GraphQL is a query language and runtime for APIs developed by Facebook in 2012 and open-sourced in 2015. Unlike REST, where each endpoint returns a fixed structure, GraphQL allows the client to specify exactly which fields it needs in a single query, reducing over-fetching, under-fetching, and multiple requests.

Examples

  • query { user(id: 42) { name email posts { title createdAt } } }
  • mutation { createPost(title: "Hello", body: "World") { id createdAt } }
  • subscription { postCreated { id title author { name } } }
  • query GetUser($id: ID!) { user(id: $id) { name posts(first: 10) { edges { node { title } } } } }
  • { users { id name } posts: allPosts { title } }

FAQ

Does GraphQL replace REST?

Not necessarily. GraphQL solves specific problems (over-fetching, multiple requests, flexibility). REST is still better for simple public APIs, HTTP cache, and when you don't need complex queries. Many companies use both depending on the case.

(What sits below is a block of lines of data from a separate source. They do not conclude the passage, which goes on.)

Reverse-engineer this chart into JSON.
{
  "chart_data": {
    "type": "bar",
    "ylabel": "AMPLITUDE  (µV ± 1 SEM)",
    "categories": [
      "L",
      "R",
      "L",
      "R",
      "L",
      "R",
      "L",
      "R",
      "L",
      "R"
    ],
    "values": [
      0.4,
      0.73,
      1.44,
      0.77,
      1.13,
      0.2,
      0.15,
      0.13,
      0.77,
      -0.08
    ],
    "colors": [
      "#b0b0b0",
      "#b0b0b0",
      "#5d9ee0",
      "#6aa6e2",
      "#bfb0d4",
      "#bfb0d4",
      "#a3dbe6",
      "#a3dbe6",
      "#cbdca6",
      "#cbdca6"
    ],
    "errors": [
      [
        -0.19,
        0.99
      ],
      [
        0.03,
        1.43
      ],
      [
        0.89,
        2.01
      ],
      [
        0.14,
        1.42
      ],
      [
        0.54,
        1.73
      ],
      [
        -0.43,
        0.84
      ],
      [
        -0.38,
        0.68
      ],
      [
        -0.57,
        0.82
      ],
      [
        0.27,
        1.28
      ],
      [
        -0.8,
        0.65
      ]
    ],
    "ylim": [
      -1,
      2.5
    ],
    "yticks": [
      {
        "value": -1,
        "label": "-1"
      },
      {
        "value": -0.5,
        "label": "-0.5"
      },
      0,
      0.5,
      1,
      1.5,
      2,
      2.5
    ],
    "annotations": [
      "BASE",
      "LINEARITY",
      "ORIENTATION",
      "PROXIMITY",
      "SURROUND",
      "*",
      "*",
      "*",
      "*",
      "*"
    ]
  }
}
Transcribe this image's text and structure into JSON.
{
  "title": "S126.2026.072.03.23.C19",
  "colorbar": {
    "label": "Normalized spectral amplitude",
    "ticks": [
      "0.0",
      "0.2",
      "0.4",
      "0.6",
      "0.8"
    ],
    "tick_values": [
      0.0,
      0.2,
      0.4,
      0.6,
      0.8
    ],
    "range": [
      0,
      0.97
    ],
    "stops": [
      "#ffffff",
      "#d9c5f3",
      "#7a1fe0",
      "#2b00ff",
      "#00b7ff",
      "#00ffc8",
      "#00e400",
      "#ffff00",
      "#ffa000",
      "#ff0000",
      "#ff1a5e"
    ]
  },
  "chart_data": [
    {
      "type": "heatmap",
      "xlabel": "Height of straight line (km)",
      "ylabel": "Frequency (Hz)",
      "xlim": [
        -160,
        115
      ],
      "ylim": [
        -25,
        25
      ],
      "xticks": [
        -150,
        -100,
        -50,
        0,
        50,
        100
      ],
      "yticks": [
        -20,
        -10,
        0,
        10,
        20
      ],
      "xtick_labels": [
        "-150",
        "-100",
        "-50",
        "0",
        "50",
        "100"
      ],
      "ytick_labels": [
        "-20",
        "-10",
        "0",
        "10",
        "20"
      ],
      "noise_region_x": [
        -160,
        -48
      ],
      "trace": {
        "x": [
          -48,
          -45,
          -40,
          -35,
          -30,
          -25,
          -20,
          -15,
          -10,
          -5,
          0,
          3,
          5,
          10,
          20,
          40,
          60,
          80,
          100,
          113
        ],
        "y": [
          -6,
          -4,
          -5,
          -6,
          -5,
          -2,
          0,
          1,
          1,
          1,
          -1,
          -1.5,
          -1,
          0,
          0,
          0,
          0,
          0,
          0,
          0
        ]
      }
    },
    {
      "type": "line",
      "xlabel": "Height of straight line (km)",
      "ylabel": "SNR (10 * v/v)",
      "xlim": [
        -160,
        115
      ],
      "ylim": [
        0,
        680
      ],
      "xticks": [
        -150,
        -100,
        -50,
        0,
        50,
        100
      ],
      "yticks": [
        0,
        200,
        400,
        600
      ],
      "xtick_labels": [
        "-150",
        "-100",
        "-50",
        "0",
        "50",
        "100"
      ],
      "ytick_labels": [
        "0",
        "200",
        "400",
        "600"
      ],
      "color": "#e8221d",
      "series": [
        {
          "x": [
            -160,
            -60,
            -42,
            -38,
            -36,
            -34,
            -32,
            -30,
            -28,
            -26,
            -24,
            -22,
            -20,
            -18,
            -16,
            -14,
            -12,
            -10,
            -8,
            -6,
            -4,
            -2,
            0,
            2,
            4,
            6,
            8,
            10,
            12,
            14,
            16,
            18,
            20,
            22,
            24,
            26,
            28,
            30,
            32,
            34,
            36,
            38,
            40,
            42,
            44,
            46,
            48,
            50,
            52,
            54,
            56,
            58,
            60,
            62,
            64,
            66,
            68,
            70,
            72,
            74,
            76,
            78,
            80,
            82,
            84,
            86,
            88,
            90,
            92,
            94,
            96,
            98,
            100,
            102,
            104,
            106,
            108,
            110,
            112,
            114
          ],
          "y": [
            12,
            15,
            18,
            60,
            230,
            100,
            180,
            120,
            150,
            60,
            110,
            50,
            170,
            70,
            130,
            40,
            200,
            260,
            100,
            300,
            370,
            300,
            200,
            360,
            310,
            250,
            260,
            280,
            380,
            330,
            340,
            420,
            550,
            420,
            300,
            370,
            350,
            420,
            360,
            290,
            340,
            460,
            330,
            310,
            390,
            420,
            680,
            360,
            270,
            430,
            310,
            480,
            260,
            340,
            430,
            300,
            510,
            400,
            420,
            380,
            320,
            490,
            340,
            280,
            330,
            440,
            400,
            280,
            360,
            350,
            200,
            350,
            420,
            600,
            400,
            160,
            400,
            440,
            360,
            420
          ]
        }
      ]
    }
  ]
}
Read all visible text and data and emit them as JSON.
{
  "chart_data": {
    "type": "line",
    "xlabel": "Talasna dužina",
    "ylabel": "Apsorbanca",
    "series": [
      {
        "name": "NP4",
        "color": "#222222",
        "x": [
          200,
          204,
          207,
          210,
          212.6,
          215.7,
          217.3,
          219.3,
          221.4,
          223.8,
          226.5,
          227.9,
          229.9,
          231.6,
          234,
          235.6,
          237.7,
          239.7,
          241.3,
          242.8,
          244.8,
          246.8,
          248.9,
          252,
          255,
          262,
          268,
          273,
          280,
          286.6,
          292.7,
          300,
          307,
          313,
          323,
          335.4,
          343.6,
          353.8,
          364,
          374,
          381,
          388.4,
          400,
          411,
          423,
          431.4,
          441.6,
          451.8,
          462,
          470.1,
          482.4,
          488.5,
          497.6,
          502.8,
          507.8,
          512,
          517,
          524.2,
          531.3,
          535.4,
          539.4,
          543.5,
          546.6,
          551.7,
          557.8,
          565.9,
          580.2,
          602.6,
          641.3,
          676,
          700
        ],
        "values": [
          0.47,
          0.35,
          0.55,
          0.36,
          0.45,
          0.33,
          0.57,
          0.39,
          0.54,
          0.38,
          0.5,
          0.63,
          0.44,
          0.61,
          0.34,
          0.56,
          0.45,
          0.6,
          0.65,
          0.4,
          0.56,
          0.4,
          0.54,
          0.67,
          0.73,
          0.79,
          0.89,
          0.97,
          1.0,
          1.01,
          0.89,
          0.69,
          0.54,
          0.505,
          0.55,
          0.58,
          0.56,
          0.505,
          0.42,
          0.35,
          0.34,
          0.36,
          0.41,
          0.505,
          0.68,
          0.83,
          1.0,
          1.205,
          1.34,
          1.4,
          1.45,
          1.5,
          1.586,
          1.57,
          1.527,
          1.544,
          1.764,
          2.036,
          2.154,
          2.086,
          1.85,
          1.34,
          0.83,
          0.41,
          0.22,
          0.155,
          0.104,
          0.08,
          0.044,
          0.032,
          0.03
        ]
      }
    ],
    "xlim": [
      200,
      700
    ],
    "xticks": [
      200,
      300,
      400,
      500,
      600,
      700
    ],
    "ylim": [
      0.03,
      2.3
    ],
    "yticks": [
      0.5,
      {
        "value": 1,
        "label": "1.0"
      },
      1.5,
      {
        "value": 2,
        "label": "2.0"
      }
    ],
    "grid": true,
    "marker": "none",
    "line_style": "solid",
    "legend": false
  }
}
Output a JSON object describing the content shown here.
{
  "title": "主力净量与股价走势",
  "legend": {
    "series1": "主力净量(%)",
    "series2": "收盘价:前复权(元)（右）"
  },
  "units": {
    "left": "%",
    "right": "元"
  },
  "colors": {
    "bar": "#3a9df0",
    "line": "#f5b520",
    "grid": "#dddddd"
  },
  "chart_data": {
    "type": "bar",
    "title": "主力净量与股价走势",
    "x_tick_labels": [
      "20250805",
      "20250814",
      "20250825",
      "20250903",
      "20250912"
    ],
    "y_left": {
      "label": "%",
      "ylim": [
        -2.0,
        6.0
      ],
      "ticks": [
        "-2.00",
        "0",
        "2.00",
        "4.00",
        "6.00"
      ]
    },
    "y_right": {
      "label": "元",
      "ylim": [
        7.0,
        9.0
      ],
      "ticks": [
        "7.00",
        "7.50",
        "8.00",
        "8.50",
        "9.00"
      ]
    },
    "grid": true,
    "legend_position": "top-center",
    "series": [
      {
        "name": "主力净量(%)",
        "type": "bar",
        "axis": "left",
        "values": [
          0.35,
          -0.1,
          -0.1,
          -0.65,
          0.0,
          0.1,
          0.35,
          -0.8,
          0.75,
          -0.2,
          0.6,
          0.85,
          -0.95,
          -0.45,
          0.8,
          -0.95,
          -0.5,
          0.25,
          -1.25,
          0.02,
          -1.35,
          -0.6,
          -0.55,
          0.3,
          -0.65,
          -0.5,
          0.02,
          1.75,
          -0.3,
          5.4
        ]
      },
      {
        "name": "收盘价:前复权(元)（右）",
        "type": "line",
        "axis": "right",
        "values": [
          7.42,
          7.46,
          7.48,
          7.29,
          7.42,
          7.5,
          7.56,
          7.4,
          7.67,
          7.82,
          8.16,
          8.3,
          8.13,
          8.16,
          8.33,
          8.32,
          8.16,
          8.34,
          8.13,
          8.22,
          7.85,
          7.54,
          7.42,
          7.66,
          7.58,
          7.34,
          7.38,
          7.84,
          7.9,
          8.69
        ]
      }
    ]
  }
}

How do I handle authentication in GraphQL?

Same as REST: send a token (JWT, OAuth) in the Authorization header. Resolvers verify permissions before returning data. Libraries like graphql-shield allow defining declarative authorization rules at field or type level.

What is the N+1 problem and how do I solve it?

If a query requests users and their posts, without batching you'd do 1 query for users + N queries (one per user) for posts. DataLoader groups the N queries into one: SELECT * FROM posts WHERE user_id IN (...). It's essential in GraphQL; without DataLoader, nested queries are slow.